Currently, she said, CIPN is a prominent cause of dose reduction and early chemotherapy cessation.
“For example, in early breast cancer around 25% of patients experience a dose reduction due to the severity of neuropathy symptoms.” But, she said, “there is no standardized way of identifying which patients are at risk of long-term neuropathy and therefore, may benefit more from dose reduction. In this setting, a biomarker such as Nfl could provide oncologists with more information about the risk of long-term toxicity and take that into account in dose decision-making.”
For some cancers, she added, there are multiple potential therapy options.

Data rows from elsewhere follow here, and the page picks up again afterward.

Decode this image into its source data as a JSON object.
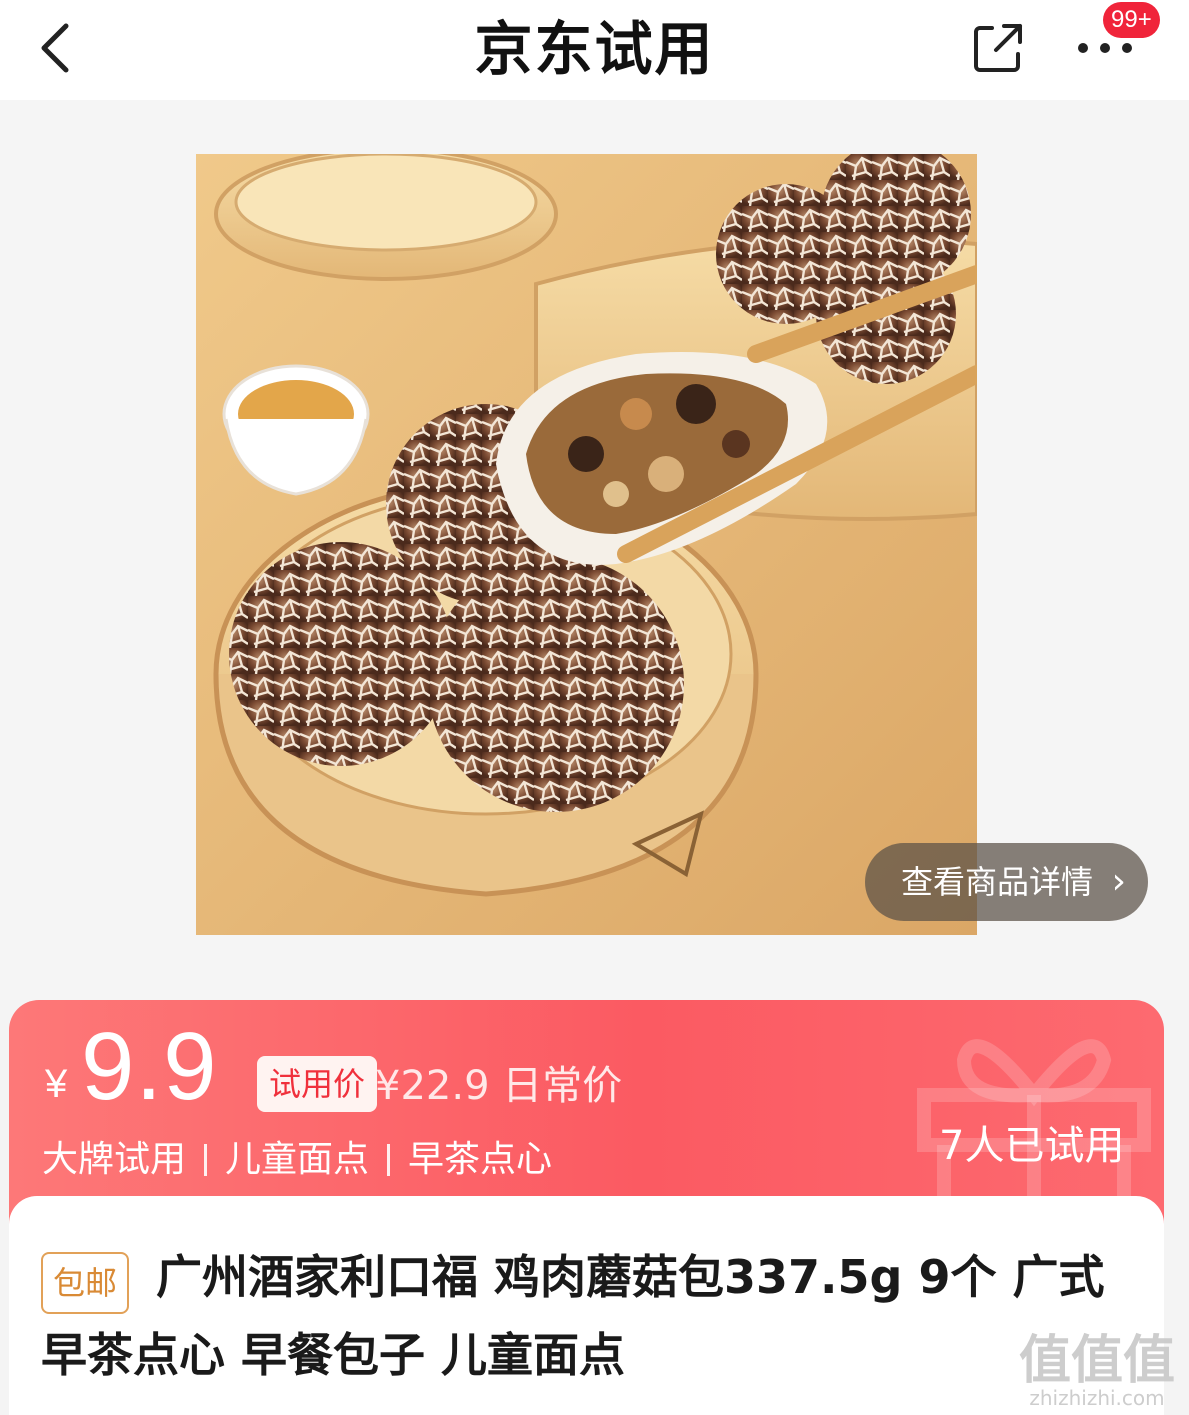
{
  "header": {
    "title": "京东试用",
    "badge_count": "99+"
  },
  "hero": {
    "detail_link_label": "查看商品详情"
  },
  "price_card": {
    "currency": "¥",
    "price": "9.9",
    "trial_tag": "试用价",
    "original_price": "¥22.9 日常价",
    "tags": [
      "大牌试用",
      "儿童面点",
      "早茶点心"
    ],
    "tried_count": "7人已试用"
  },
  "product": {
    "shipping_tag": "包邮",
    "title": "广州酒家利口福 鸡肉蘑菇包337.5g 9个 广式早茶点心 早餐包子 儿童面点"
  },
  "watermark": {
    "text": "值值值",
    "subtext": "zhizhizhi.com"
  },
  "colors": {
    "accent": "#fb5a62",
    "badge": "#f0243a",
    "shipping": "#d98a35"
  }
}
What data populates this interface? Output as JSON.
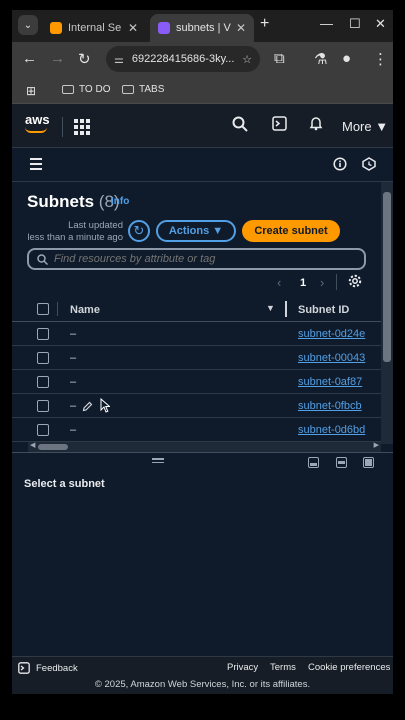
{
  "browser": {
    "tabs": [
      {
        "title": "Internal Se",
        "active": false,
        "favicon_color": "#ff9900"
      },
      {
        "title": "subnets | V",
        "active": true,
        "favicon_color": "#8a5cf6"
      }
    ],
    "new_tab": "+",
    "window_controls": {
      "minimize": "—",
      "maximize": "☐",
      "close": "✕"
    },
    "url": "692228415686-3ky...",
    "bookmarks": [
      "TO DO",
      "TABS"
    ]
  },
  "aws": {
    "logo_text": "aws",
    "more_label": "More ▼"
  },
  "subnets": {
    "title": "Subnets",
    "count": "(8)",
    "info_label": "Info",
    "last_updated_line1": "Last updated",
    "last_updated_line2": "less than a minute ago",
    "actions_label": "Actions ▼",
    "create_label": "Create subnet",
    "search_placeholder": "Find resources by attribute or tag",
    "page_number": "1",
    "columns": {
      "name": "Name",
      "subnet_id": "Subnet ID"
    },
    "rows": [
      {
        "name": "–",
        "id": "subnet-0d24e"
      },
      {
        "name": "–",
        "id": "subnet-00043"
      },
      {
        "name": "–",
        "id": "subnet-0af87"
      },
      {
        "name": "–",
        "id": "subnet-0fbcb"
      },
      {
        "name": "–",
        "id": "subnet-0d6bd"
      }
    ]
  },
  "detail": {
    "message": "Select a subnet"
  },
  "footer": {
    "feedback": "Feedback",
    "privacy": "Privacy",
    "terms": "Terms",
    "cookies": "Cookie preferences",
    "copyright": "© 2025, Amazon Web Services, Inc. or its affiliates."
  }
}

“A biomarker such as NfL could assist in determining risk-benefit profile in terms of switching to alternate therapies. However, further studies will be needed to fully define the utility of NfL as a biomarker of paclitaxel neuropathy.”
Promising Research
Commenting on the research for this news organization, Maryam Lustberg, MD, associate professor, director of the Center for Breast Cancer at Smilow Cancer Hospital and Yale Cancer Center, and chief of Breast Medical Oncology at Yale Cancer Center, in New Haven, Connecticut, said the study “builds on a body of work previously reported by others showing that neurofilament light chains as detected in the blood can be associated with early signs of neurotoxic injury.”
She added that the research “is promising, since existing clinical and patient-reported measures tend to under-detect chemotherapy-induced neuropathy until more permanent injury might have occurred.”

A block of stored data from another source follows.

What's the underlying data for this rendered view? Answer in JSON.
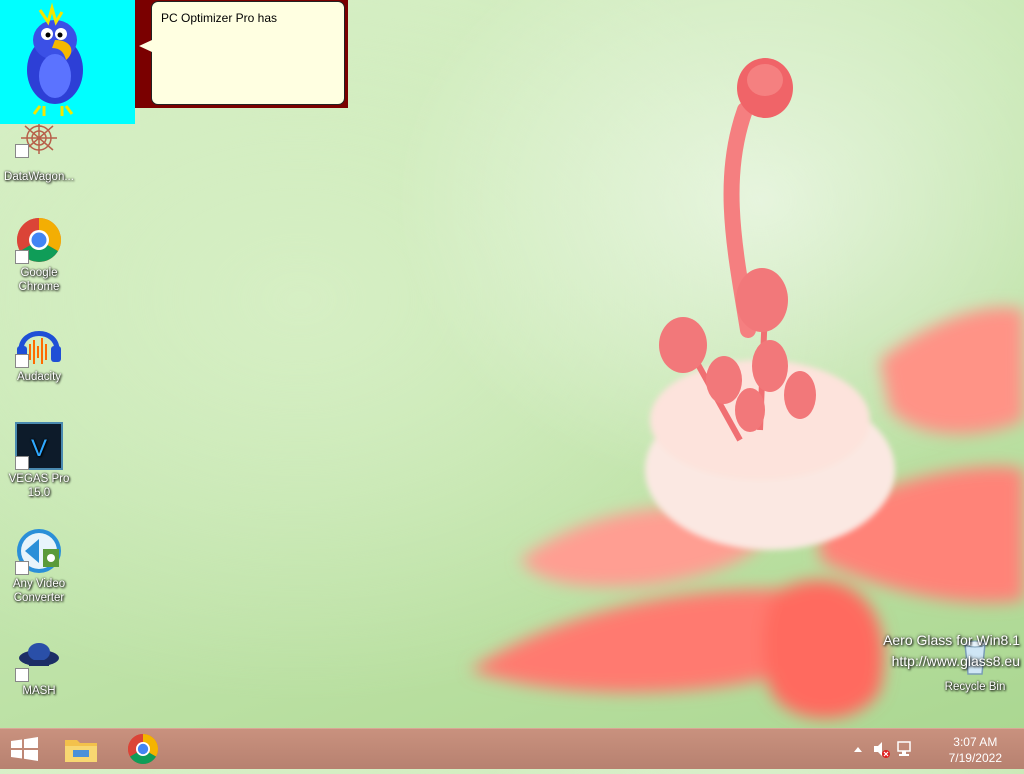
{
  "assistant": {
    "icon": "parrot-assistant-icon",
    "message": "PC Optimizer Pro has"
  },
  "desktop_icons": [
    {
      "label": "DataWagon...",
      "icon": "datawagon-icon"
    },
    {
      "label": "Google Chrome",
      "icon": "chrome-icon"
    },
    {
      "label": "Audacity",
      "icon": "audacity-icon"
    },
    {
      "label": "VEGAS Pro 15.0",
      "icon": "vegas-pro-icon"
    },
    {
      "label": "Any Video Converter",
      "icon": "any-video-converter-icon"
    },
    {
      "label": "MASH",
      "icon": "mash-icon"
    },
    {
      "label": "Recycle Bin",
      "icon": "recycle-bin-icon"
    }
  ],
  "watermark": {
    "line1": "Aero Glass for Win8.1",
    "line2": "http://www.glass8.eu"
  },
  "taskbar": {
    "start": "windows-start-icon",
    "pinned": [
      "file-explorer-icon",
      "chrome-icon"
    ],
    "tray_icons": [
      "show-hidden-icons-icon",
      "volume-muted-icon",
      "network-icon"
    ],
    "time": "3:07 AM",
    "date": "7/19/2022"
  },
  "colors": {
    "assistant_bg": "#00ffff",
    "balloon_bg": "#ffffe1",
    "taskbar": "#c08978"
  }
}
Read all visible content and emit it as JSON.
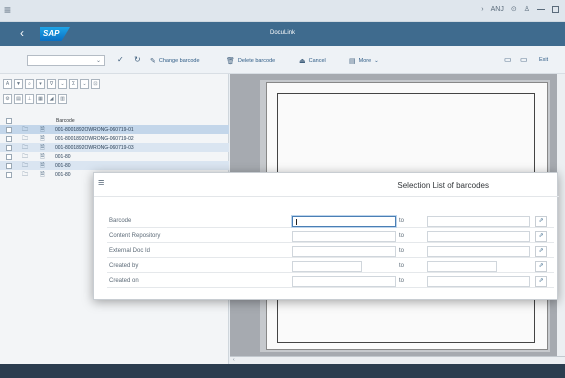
{
  "window": {
    "app_title": "DocuLink",
    "logo_text": "SAP",
    "system_right": [
      "ANJ"
    ]
  },
  "toolbar": {
    "change_barcode": "Change barcode",
    "delete_barcode": "Delete barcode",
    "cancel": "Cancel",
    "more": "More",
    "exit": "Exit"
  },
  "tree": {
    "header": "Barcode",
    "items": [
      "001-8001892OWRONG-060719-01",
      "001-8001892OWRONG-060719-02",
      "001-8001892OWRONG-060719-03",
      "001-80",
      "001-80",
      "001-80"
    ]
  },
  "dialog": {
    "title": "Selection List of barcodes",
    "to_label": "to",
    "fields": [
      {
        "label": "Barcode"
      },
      {
        "label": "Content Repository"
      },
      {
        "label": "External Doc Id"
      },
      {
        "label": "Created by"
      },
      {
        "label": "Created on"
      }
    ]
  },
  "colors": {
    "title_bar": "#3f6b8e",
    "selection": "#c3d6ea",
    "footer": "#2b3d4f"
  }
}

Dr. Lustberg, who is immediate past president of the Multinational Association of Supportive Care in Cancer, said future studies are needed before Nfl testing can be implemented in routine practice, but that “early detection will allow earlier initiation of supportive care strategies such as physical therapy and exercise, as well as dose modifications, which may be helpful for preventing permanent damage and improving quality of life.”
The investigators and Dr. Lustberg report no relevant financial relationships.
A version of this article appeared on Medscape.com.